I’ll tell you what I did. I said yes, paid him a large amount of money, AND my wife gave him a tip afterwards.
No, it’s not bad parenting. It’s a concept called “adventure holidays”, also known as “assisted suicide”.
The horror began a day earlier when my wife handed me a brochure of a “jeep-trekking” day tour while we were in Thailand.
Now MY idea of a wild vacation is trying out an incremental adjustment to my favored reclining position on the sofa, but I responded as a married man should to all spousal utterances: nodding like a pecking bird desk ornament.
The next day, a jeep-like pick-up truck picked us up. Tour guides sat in air-conditioned comfort in the driver’s cabin, while we paying guests balanced on benches in the back of the truck or clung to the cabin roof.
The driver drove like he was half mad, until we met up with rival drivers – and then he drove as if he was completely mad. The jeeps bounced over off-road mountain trails, while passengers screamed and held on for dear life.

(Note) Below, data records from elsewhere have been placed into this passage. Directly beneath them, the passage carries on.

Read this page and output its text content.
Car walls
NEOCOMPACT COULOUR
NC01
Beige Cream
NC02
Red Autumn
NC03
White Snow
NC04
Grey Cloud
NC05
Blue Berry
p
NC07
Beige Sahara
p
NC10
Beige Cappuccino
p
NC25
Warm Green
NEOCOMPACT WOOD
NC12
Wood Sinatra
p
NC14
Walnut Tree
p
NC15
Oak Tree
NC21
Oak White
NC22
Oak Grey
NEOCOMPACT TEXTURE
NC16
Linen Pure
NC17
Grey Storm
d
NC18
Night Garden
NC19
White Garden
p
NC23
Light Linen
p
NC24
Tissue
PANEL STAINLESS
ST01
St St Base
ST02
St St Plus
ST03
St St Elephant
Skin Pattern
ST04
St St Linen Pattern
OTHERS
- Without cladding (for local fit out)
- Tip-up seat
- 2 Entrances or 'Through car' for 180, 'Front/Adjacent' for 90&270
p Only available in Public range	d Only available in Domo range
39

At the end of the day, the adults had that glazed look of people who have survived World War I or a “Transformers” movie, while the kids were jumping up and down, saying, “Again! Again!”

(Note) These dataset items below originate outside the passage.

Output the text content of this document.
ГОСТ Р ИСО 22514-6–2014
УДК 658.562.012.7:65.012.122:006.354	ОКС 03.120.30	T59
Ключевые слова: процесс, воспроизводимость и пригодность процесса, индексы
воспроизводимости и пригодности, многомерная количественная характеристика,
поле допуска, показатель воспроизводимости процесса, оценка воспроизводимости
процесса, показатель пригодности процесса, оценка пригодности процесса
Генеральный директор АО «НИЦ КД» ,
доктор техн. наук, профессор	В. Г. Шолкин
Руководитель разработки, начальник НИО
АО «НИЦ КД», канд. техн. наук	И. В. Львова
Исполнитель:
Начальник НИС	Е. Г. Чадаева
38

A fellow survivor of this expensive torment was from Chile, home of the world’s scariest “entertainment”, a bungee jump into the mouth of a live volcano. The brochure, and I am not making this up, says: “FAQ. Q: Will I die? A: Yes. You could. You’ll be signing a waiver though, so we’re cool.” Well, that’s all right then.
After I got home, I read in the paper that Action Park (nicknamed “Class Action Park”) will soon reopen. This is a famous theme park in the US state of New Jersey that was closed down in 1996 because so many people were killed or injured. What’s going on? In my day, being maimed or killed was considered a bad thing. Now we buy tickets and queue up!
Note to self: Never use the words “rational” and “humanity” in the same sentence again.
Maybe I should switch sides. A reader sent me a recent news report about an attempted suicide in Qingdao, China. A man climbed out of a window and balanced on a ledge, five stories up. When he tried to throw himself off, firefighters at ground level blasted him with a water cannon, which carried him upwards and back through the window out of which he had climbed.
I hid the report from my children, knowing they would copy it. “I’ll jump out of the apartment window and you blast me back in with the gardener’s hose, it’ll probably work.”
Mind you, if they did try it, and it did work, I could market it as a new adventure holiday concept. “Jump out of my apartment window! Only a few hundred dollars! Must sign waiver!”
I might earn enough to go on another adventure holiday. O joy and bliss.